- Caligula (Gaius Caesar)
AS is noting "the Pentagon's strange and sudden decision to release graphic drawings of al Qaeda torture techniques" in taking up some of his critics with this:
What al Qaeda and Saddam did was an extreme form of sadistic torture, the kind that psychopaths enjoy and inflict. But that does not make, say, freezing someone to near-death, reviving him, re-freezing him again any less torture. Yes, we did that, carefully monitored by Rumsfeld. -AS
THE HAPPY TORTURISTS AMONG US
The truth is that there are and will be American citizens among us who want to fight torture with torture, whose impulse it is to fight terror with terror.
It's even worse, because they will call themselves 'true patriots' and decry others as unaware of the true nature of our enemies, a nature that they intuit as requiring us to torture, as if our nature should be dictated (or corrupted?) by the nature of our enemies ... [btw, this is the stepping off point, I believe, for why 'terrorism' or, more generally, 'political violence' is fundamentally a moral challenge, not a military one].
Sometimes, when I think it cannot be any worse than that, I feel as though some of the pro-torture lobby are actually trying to spin the torture legacy of Bush-Cheney, rather than own up to it as unlawful and unwise and almost abjectly unproductive - and, as we now know, most certainly murderous.
These feelings and their largely right-wing Sherpas are strong enough that they form part of a political movement, arguably. Just as the GOP set out to trash the U.N. when public opinion in favor of multilateralism was too high for what George Tenant euphemistically calls Administration 'policy', some are ready now to soften the beaches against the overwhelming public opinion against torture. When I am at my most cynical, as I say, I worry that it is done in order to save 'dear Leaders' Bush-Cheney from fates up to and including impeachment.
WELL PAST TIME FOR NEW LEADERSHIP
The political problem is that we need to get past "war on terror" and "everything possible to protect the American people" and onto smart counterterrorism. RAND has recently pointed the way with its report on 'cognitive COIN', which casts the struggle with militant radicalism as global counter-insurgency. (If nothing else, perhaps this report can go a long way to settling the disagreement to the extent it exists within the military).
Democratic primary votes should go to the candidate who has the wits to ditch "war on terror" and ditch "what I'm going to do in the 'war on terror'" and starts to educate the public about smart counterterrorism and global counterinsurgency. Let's hope to find those phrases in the Democratic tag-clouds, I say, before the GOP have time to pervert the doctrines of counterinsurgency and counterterrorism, too!
THE TORTURE OF SADDAM AND AL-QAEDA
I'm not sure I'd focus on the act of torture as a psychopathy or sadism, but would rather highlight its gravely deliterious effects on the torturer, notwithstanding. Another, better focus is on the political ends of torture.
Saddam and al-qaeda used torture as a means to achieve their political ends. Baathism in general has a violently suppressive streak in it, and it took a student of Stalin to take it to the next level. Al-qaeda groups (and others), when they aren't competing against each other to see who can be the most 'shocking', use their violence also to intimidate, to sow fear among those who do not subscribe to their vision of 'justice', to their politics.

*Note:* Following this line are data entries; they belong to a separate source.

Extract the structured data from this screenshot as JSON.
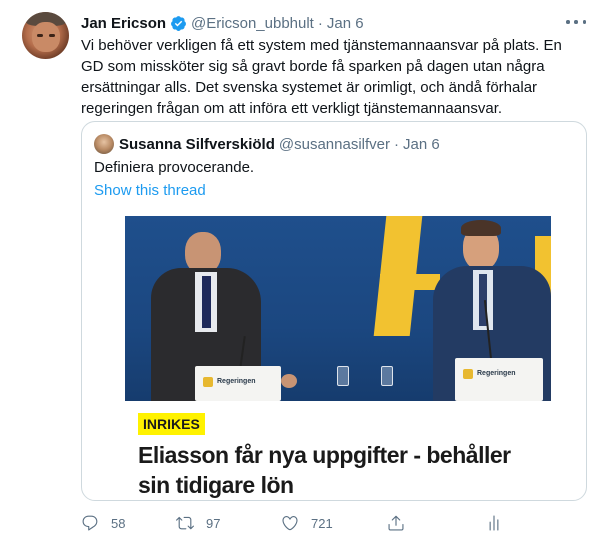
{
  "tweet": {
    "display_name": "Jan Ericson",
    "handle": "@Ericson_ubbhult",
    "separator": "·",
    "date": "Jan 6",
    "text": "Vi behöver verkligen få ett system med tjänstemannaansvar på plats. En GD som missköter sig så gravt borde få sparken på dagen utan några ersättningar alls. Det svenska systemet är orimligt, och ändå förhalar regeringen frågan om att införa ett verkligt tjänstemannaansvar."
  },
  "quoted_tweet": {
    "display_name": "Susanna Silfverskiöld",
    "handle": "@susannasilfver",
    "separator": "·",
    "date": "Jan 6",
    "text": "Definiera provocerande.",
    "show_thread": "Show this thread",
    "article": {
      "tag": "INRIKES",
      "headline": "Eliasson får nya uppgifter - behåller sin tidigare lön",
      "podium_label_left": "Regeringen",
      "podium_label_right": "Regeringen"
    }
  },
  "actions": {
    "replies": "58",
    "retweets": "97",
    "likes": "721"
  },
  "colors": {
    "text_primary": "#0f1419",
    "text_secondary": "#5b7083",
    "link": "#1d9bf0",
    "verified": "#1d9bf0",
    "border": "#cfd9de",
    "tag_bg": "#fff200"
  },
  "icons": [
    "verified-badge-icon",
    "more-options-icon",
    "reply-icon",
    "retweet-icon",
    "like-icon",
    "share-icon",
    "analytics-icon"
  ]
}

Now, I think we can concede that we also use violence (or the threat of it) in our societies as an ordering principle (and, oh, how the jihadis know the list of how we do and have, especially when it was done poorly according to Islamic law because it fits with their narrative of the 'corrupt' West). What I think that the 'enlightened' world can categorically reject is the notion that we need torture to be part of that ordering whatsoever.
In other words, we can easily reject a priori the notion that, "We are the good guys, so using torture to our own ends is okay and needed to protect 'our good' from 'their evil'." No, we are the 'good guys' because we don't need torture to order our societies. Also, we can go further and say, our rule of law, the Spirit of the Laws of Our People, do not require or permit us lawfully to torture the innocent, in pursuit of information that might 'protect Our Good', for what profit is it to lose one's soul to gain the world?
This principled realization is backed up by the observations that torture, as a general proposition, seldom produces anything actionable, is counterproductive if we wish to shield our own from torture done by others, confounds the battlefield wish that 'the enemy' surrender (who would surrender if you know you are going to be tortured), and is solidly and definitively no way to run a counterinsurgency that aims to get and keep the support of the general populace against a minority disruption, even a spectacularly powerful and heinous one.